Preface

This issue contains selected papers from ILP 2012: the 22nd International Conference on Inductive Logic Programming held in Dubrovnik, Croatia on September 17–19, 2012. Out of the original 47 submissions to the conference, the authors of 8 selected peer-reviewed papers were invited to submit a revised and extended version for this special issue. As a result of an additional peer review adopting the journal criteria, 5 of these papers were finally accepted.

The assorted papers demonstrate the vitality of current ILP research applied in challenging applications (here, object recognition), augmenting its logical foundations (meta-interpretative learning, interpretation dynamics), and combined with extra-logical machine-learning techniques (neural networks, Bayes nets).

In particular, the paper “Plane-based Object Categorization using Relational Learning” by R. Farid and C. Sammut, which won the best student-paper prize kindly sponsored by this journal, explores the hypothesis that relational description for classes of 3D objects can be built for robust object categorization in a real robotic application. Labelled sets of planes from 3D point clouds gathered during the RoboCup Rescue Robot competition are used as examples for an ILP system. The results show that ILP can be successfully applied to recognize objects encountered by a robot especially in an urban search and rescue environment.

The article “Meta-interpretive Learning: Application to Grammatical Inference” by S.H. Muggleton, D. Lin, N. Pahlavi and A. Tamaddoni-Nezhad develops a framework in which predicate invention and recursive generalizations are implemented using abduction with respect to a meta-interpreter. The approach is based on a previously unexplored case of inverse entailment for grammatical inference of regular languages. Meta-interpretive learning is implemented with two different declarative representations: Prolog and Answer Set Programming.

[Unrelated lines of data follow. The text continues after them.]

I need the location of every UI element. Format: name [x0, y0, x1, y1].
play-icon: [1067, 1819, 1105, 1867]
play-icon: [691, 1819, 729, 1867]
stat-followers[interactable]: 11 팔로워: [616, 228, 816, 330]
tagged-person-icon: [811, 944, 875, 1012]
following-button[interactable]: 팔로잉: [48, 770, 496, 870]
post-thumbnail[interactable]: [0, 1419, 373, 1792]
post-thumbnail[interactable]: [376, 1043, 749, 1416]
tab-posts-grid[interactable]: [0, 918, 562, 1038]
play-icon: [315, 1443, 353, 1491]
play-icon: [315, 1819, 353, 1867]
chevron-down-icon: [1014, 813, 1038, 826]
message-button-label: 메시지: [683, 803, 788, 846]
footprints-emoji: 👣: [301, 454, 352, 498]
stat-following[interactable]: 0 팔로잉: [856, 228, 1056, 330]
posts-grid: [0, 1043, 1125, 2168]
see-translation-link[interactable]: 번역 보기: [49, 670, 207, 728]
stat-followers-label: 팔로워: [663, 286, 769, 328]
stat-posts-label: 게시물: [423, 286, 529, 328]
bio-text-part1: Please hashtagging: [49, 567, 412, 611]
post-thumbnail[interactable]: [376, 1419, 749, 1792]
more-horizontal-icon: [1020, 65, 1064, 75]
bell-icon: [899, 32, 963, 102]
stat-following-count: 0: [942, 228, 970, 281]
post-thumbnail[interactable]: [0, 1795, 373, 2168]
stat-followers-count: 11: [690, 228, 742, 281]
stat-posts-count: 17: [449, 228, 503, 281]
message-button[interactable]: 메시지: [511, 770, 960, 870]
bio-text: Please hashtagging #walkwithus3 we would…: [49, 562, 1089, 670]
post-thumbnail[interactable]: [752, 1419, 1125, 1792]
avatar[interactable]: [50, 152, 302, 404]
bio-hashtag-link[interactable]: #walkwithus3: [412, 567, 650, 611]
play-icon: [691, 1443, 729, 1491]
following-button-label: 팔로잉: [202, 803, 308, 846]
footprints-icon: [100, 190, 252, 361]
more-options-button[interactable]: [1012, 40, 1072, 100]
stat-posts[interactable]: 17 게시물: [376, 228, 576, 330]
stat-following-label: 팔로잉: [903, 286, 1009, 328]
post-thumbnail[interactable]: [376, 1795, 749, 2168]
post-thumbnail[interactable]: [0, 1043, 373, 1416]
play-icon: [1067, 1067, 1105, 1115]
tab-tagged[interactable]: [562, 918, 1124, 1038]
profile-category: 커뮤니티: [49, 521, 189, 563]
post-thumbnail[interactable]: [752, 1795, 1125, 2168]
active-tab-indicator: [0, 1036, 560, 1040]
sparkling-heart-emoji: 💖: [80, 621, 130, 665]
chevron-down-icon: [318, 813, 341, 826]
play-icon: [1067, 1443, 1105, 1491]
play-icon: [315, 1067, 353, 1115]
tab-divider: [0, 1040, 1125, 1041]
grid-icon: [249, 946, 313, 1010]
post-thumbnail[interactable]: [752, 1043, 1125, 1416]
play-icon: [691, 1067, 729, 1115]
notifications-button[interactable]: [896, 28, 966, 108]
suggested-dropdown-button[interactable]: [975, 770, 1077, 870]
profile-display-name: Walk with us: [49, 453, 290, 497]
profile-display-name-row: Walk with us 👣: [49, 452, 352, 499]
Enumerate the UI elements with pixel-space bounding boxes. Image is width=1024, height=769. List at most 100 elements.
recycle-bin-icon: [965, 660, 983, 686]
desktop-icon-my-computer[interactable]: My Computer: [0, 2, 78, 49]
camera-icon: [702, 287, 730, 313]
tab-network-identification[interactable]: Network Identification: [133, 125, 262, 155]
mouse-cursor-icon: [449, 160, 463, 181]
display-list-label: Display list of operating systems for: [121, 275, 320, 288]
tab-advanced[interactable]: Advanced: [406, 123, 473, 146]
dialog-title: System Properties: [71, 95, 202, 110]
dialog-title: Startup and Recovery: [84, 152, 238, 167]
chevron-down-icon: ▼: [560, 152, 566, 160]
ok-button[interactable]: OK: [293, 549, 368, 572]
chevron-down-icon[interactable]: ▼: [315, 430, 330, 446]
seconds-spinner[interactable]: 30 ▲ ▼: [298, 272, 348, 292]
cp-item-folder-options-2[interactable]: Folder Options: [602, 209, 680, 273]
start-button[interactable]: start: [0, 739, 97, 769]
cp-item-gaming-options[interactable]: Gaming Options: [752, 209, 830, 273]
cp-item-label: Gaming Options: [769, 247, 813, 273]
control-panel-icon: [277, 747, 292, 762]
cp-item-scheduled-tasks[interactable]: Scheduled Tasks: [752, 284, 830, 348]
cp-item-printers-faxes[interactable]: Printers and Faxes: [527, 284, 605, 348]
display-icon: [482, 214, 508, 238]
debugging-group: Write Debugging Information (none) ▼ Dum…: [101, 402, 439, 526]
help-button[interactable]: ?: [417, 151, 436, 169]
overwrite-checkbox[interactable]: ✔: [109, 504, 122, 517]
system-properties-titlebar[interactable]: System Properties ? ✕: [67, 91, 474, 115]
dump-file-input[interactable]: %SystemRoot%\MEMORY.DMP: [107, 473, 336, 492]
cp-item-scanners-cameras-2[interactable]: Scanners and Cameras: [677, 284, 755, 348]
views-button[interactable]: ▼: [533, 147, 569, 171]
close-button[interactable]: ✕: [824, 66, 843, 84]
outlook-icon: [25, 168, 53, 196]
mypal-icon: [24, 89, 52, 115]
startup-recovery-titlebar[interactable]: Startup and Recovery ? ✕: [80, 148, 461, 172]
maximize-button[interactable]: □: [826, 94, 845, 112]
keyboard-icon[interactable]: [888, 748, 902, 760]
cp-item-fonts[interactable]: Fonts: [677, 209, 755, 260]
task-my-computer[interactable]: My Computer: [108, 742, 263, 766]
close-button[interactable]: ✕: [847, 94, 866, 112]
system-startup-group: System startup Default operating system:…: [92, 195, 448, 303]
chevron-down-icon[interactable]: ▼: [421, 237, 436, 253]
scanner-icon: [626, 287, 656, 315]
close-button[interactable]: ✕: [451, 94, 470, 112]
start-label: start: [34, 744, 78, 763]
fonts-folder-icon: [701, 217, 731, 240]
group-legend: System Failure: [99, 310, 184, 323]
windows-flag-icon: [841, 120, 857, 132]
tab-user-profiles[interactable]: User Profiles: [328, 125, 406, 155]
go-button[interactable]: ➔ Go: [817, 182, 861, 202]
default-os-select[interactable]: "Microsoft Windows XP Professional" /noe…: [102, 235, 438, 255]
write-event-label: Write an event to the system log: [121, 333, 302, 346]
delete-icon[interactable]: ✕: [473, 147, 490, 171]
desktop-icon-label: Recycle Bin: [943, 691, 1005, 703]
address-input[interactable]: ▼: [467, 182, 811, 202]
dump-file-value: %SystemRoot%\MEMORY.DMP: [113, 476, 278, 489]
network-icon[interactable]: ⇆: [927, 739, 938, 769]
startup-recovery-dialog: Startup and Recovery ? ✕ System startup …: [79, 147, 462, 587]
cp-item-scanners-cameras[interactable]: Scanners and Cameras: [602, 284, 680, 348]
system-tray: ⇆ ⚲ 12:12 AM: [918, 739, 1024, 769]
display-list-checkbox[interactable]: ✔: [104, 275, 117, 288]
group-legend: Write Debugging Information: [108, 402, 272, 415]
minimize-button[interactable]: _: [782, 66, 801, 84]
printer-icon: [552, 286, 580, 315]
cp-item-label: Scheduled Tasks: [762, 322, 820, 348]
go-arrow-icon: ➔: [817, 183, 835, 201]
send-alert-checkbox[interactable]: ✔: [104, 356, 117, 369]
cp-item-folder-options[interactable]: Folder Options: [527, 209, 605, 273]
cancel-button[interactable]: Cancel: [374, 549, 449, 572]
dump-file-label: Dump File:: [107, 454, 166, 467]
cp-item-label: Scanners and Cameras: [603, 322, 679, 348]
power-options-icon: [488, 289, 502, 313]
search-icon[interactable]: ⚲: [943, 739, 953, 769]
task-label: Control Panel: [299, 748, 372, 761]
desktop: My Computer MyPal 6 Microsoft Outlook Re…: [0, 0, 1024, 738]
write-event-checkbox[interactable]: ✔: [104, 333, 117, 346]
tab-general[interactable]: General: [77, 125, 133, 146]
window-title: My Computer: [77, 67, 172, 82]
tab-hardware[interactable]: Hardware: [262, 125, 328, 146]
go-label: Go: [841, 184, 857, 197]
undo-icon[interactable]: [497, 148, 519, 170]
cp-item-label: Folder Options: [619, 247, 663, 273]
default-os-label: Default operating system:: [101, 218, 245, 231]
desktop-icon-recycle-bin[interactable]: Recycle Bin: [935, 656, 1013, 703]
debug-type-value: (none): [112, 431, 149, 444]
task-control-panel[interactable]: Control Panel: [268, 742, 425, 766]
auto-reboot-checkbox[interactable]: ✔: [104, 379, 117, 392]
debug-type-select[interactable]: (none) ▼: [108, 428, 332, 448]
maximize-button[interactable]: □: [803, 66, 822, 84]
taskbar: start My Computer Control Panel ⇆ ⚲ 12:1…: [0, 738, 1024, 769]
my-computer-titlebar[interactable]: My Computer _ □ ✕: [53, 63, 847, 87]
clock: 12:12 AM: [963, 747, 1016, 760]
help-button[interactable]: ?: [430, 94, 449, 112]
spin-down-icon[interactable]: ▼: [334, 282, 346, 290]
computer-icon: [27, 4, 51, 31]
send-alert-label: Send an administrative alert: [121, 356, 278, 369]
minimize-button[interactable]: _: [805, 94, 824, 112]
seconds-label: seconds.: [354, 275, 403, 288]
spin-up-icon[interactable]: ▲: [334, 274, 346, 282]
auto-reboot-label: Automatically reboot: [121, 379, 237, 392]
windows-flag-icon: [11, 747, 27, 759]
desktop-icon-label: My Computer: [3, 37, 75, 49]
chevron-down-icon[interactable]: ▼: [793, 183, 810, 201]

In the paper “Learning from Interpretation Transition” by K. Inoue, T. Ribeiro, and C. Sakama, a novel framework for learning normal logic programs from transitions of interpretations is proposed. The learning framework can be repeatedly applied for identifying Boolean networks from basins of attraction. Two algorithms have been implemented for this learning task, and compared using examples from biological literature.

The contribution “Fast Relational Learning using Bottom Clause Propositionalization with Artificial Neural Networks” by M.V.M. França, G. Zaverucha and A. d’Avila Garcez introduces a method for relational learning based on a novel propositionalization technique called bottom clause propositionalization, and integrates it with a well-known neural-symbolic system. In the neural-network setting, the new propositionalization method achieves significant improvements in accuracy over the existing system RSD.

The paper “Modelling Relational Statistics With Bayes Nets” by O. Schulte, H. Khosravi, A.E. Kirkpatrick, T. Gao, and Y. Zhu proposes novel random-selection semantics for parametrized Bayes nets, a first-order logic extension of Bayes nets, which supports class-level queries such as “what is the percentage of friendship pairs where both friends are women?” The computation of empirical frequencies is made tractable in the presence of negated relations by the inverse Möbius Transform.

We are grateful to the authors, the reviewers, and to the publisher Springer for giving us the opportunity to compile this reflection of current research in inductive logic programming.